El Concilio de Éfeso, en el 431, declaró a la Virgen como Teotokos (Madre de Dios). El Concilio de Calcedonia, en el 451, profesó a un mismo Cristo, único Hijo y Señor, en dos naturalezas, sin confusión ni mutación, sin división o separación entre estas dos naturalezas. Da así a la doctrina mariana del Concilio de Éfeso su forma dogmática: el Hijo "que antes de los siglos es engendrado por el Padre según la divinidad, en los últimos días, el mismo, por nosotros y por nuestra salvación, es engendrado por María Virgen Madre de Dios, según la humanidad”.
Quince siglos después, el Concilio Vaticano II, en la constitución dogmática Lumen gentium(1), el más importante de sus documentos, habla de la maternidad de María, retomando la doctrina de los primeros concilios, pero amplía la perspectiva explicando que María, durante toda su vida, juega un papel preciso en el misterio de Cristo y está cada vez más unida a Cristo Salvador, a través de una unión consciente y libre. Su maternidad es la más alta dignidad, pero también el mayor servicio.

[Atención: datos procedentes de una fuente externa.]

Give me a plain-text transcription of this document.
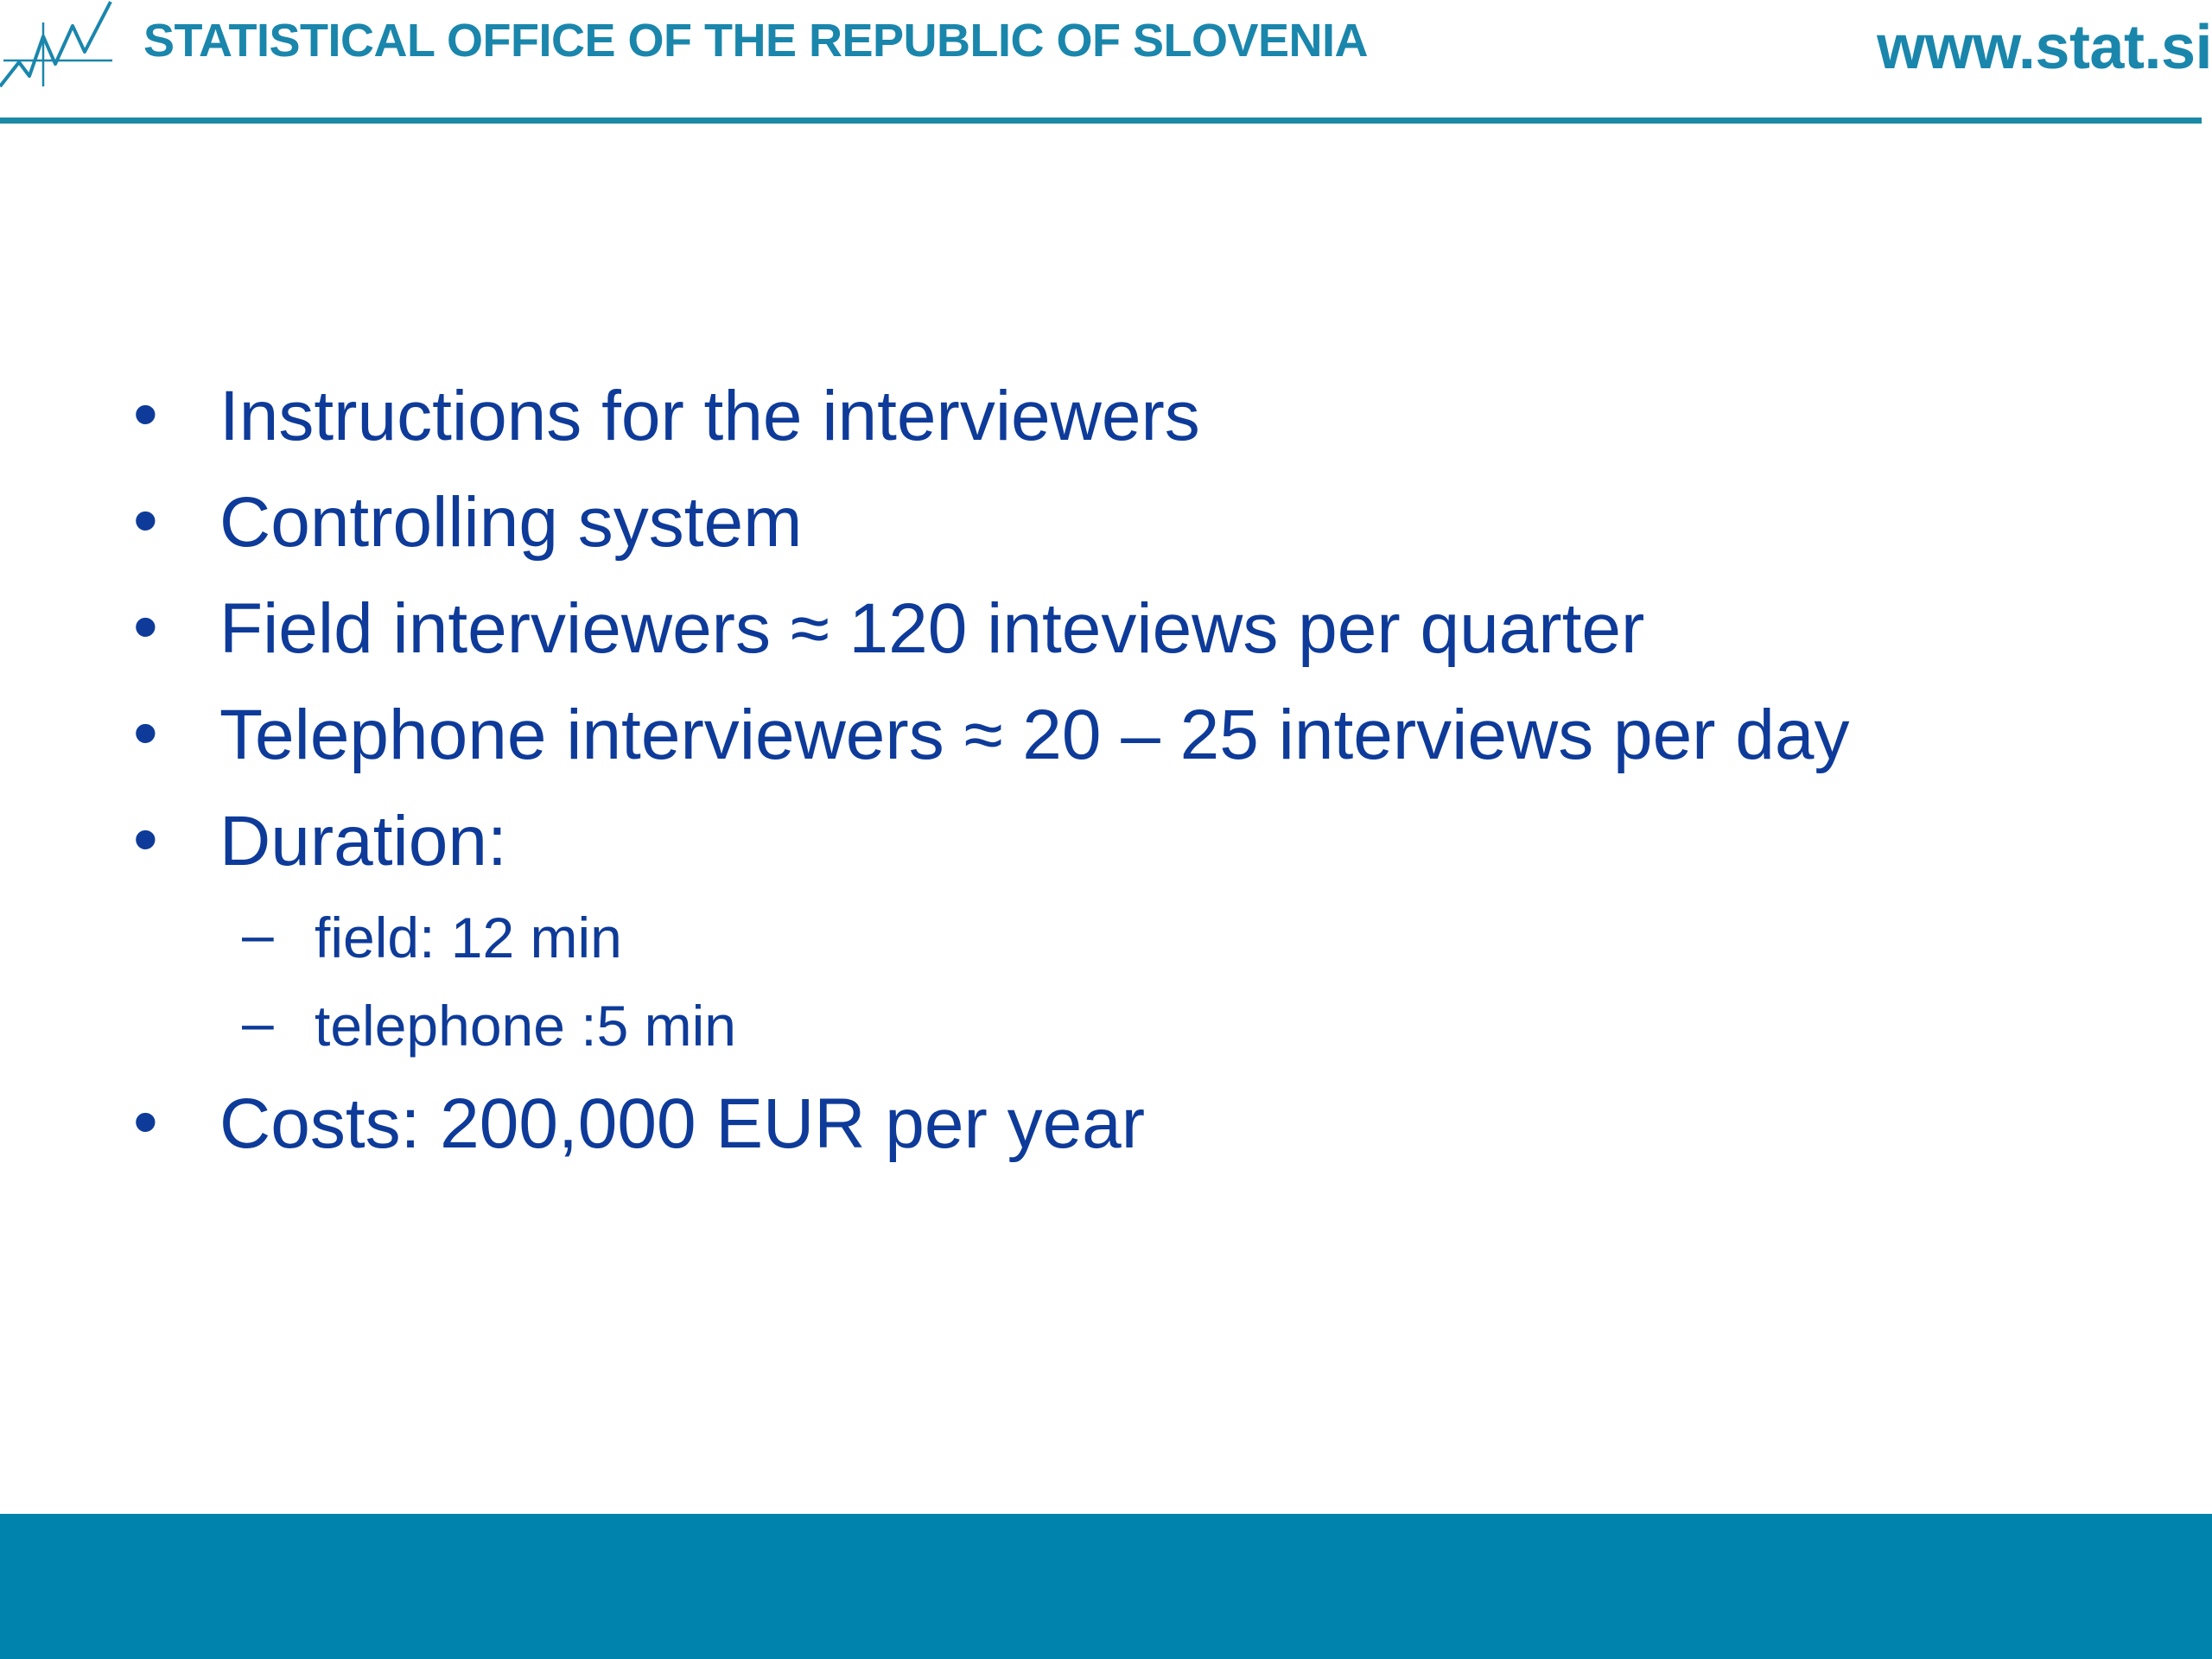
STATISTICAL OFFICE OF THE REPUBLIC OF SLOVENIA	www.stat.si
• Instructions for the interviewers
• Controlling system
• Field interviewers ≈ 120 inteviews per quarter
• Telephone interviewers ≈ 20 – 25 interviews per day
• Duration:
– field: 12 min
– telephone :5 min
• Costs: 200,000 EUR per year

La intención general del Concilio era definir el papel de la Iglesia y, en este contexto, María es modelo para Iglesia, en cuanto Madre y Virgen: la Iglesia, en efecto, da a luz a Cristo en las almas y la maternidad de la Iglesia también se da en la virginidad espiritual, por medio del Espíritu Santo.
Así, el misterio de María, Madre de Dios, está ligado también a los misterios de María y el Espíritu Santo, María y la Iglesia, y María como nuestra Madre en el orden de la gracia.
(1) Lumen gentium, capítulo 8: “La Santísima Virgen María, Madre de Dios, en el misterio de Cristo y de la Iglesia”.